A narrowly divided state Supreme Court has voided a 4-year-old city ordinance that was designed to curtail the use of cigars, cigarettes, rolling papers and other tobacco products as vehicles for marijuana and other illegal drugs, the court announced Thursday.

The state’s high court ruled 4-3 that the ordinance, sponsored by Councilman Brian O’Neill, was inconsistent with state law regulating tobacco products and drug paraphernalia.

The Pennsylvania law has a broad prohibition against the sale of any paraphernalia used to grow, harvest, package or use illegal drugs. But prosecutions are limited to situations in which the seller knows or “reasonably should know” that the buyer intends to use the paraphernalia illegally.

DA Seth Williams (left) eased penalties in Philadelphia for the possession of small amounts of marijuana for personal use last year. On Thursday, the Supreme Court struck down a city ban on the sale of tobacco products that can also be used to smoke pot.

DA Seth Williams (left) eased penalties in Philadelphia for the possession of small amounts of marijuana for personal use last year. On Thursday, the Supreme Court struck down a city ban on the sale of tobacco products that can also be used to smoke pot.

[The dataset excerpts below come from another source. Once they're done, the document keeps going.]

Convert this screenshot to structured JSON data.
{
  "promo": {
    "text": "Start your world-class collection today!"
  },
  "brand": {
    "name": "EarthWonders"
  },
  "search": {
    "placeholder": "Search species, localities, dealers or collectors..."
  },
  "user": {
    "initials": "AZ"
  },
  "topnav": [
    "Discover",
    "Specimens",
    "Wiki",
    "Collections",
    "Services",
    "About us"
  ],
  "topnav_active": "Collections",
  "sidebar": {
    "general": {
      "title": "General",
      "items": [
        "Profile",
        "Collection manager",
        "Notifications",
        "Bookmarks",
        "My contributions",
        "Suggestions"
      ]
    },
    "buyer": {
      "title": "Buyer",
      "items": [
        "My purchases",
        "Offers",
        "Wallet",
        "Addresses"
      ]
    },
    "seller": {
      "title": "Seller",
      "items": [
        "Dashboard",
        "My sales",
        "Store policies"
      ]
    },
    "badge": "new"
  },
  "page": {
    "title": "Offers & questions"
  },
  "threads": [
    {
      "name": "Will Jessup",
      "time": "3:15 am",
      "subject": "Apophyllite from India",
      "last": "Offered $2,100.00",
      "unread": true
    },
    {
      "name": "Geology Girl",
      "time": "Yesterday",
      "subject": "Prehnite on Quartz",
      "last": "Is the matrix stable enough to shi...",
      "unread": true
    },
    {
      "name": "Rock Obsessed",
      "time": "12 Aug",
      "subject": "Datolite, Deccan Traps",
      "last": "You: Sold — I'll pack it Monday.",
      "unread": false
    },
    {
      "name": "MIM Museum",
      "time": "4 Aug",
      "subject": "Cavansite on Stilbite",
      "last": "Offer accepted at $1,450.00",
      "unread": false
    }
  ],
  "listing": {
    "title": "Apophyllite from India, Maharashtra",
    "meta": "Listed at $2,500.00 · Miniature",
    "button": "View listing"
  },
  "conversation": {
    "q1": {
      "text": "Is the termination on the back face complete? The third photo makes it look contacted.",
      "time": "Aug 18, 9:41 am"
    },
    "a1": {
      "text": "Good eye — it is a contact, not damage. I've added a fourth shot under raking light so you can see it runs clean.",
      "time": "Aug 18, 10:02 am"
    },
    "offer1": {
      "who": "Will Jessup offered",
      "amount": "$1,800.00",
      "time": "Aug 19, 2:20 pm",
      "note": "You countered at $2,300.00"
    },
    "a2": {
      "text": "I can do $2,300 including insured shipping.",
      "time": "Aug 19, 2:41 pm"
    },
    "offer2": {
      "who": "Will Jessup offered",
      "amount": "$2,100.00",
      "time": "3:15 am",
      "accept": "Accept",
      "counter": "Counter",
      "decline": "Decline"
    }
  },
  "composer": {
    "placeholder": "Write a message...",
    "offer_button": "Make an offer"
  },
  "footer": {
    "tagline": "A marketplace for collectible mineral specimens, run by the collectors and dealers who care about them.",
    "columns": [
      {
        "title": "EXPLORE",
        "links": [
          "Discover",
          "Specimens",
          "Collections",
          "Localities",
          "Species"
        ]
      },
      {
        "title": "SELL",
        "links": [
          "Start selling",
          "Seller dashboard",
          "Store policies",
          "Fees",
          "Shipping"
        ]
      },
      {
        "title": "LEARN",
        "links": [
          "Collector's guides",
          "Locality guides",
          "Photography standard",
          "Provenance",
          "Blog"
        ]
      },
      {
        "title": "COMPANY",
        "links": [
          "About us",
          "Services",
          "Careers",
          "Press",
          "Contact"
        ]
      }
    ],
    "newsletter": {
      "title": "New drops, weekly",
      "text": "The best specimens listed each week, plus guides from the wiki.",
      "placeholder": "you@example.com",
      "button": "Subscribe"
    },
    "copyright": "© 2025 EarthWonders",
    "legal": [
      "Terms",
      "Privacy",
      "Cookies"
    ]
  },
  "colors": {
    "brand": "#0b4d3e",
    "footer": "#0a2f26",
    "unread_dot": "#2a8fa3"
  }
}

The city ordinance – challenged by a group of tobacco distributors as soon as it was signed, and essentially never enforced – prohibited the sales of various tobacco products no matter what the seller knew about their intended use.

It would have barred the sales of “loosies” – individual cigars or cigarettes sold one or two at a time – along with cigar or cigarette rolling papers and flavored-tobacco items.

Council’s ordinance included language stating that the measure was designed “to correct and control a . . . growing trend among Philadelphia youth and others to purchase cigars, empty the tobacco from those cigars, and substitute marijuana and/or stronger illegal drugs into the cigar wrapping.”

Cigars costing at least $1 were exempt from the single-sale ban, and the ordinance allowed continued sales of single cigars, cigarettes and rolling papers by hotels, specialty tobacco stores and restaurants with at least 25 seats.

But within 500 feet of a school, recreation center, church, day care or community center, any sales of loosies or rolling papers were prohibited.

The Supreme Court opinion voiding the ordinance was written by a justice from Philadelphia, Seamus McCaffery, joined by J. Michael Eakin and Max Baer, with a concurring opinion from Thomas Saylor.

Chief Justice Ronald Castille dissented, joined by Debra Todd and Joan Orie Melvin.

Councilman O’Neill did not returns calls for comment, but Councilman Darrell Clarke, another supporter of the ban, criticized the decision as “basically supporting the illegal use of drugs.”

Clarke, who has proposed a number of city gun regulations that the court has struck down, said it was frustrating that the city does not always have jurisdiction over its own problems.

“Some of these rulings on the judicial level are just mind-blowing,” he said.

A spokesman for Mayor Nutter said the administration is “disappointed” by the decision.

But for those who purchase and sell single cigars, the Supreme Court’s decision was a relief.

“It’s better single for two reasons: one, people don’t have enough to buy the pack and it’s cheaper to buy single cigars than the pack itself,” said Jose Rodriguez, who works at a deli on Chestnut Street near Farragut in West Philadelphia where people often purchase single cigars.

“A lot of people would [rather] smoke than eat. It’s sad.”

Then there’s the reason that O’Neill pushed the measure in the first place: Some people admit to buying single cigars to empty of tobacco and fill with marijuana.

A man who identified himself only as C.J., 31, of University City said he started smoking marijuana about three months ago and, since then, he buys two or three single cigars a day.

“Putting a law on a product, it’s like pennies on the dollar, it’s never going to catch up,” he said, a flavored cigar in his hand, likely to soon be filled with marijuana.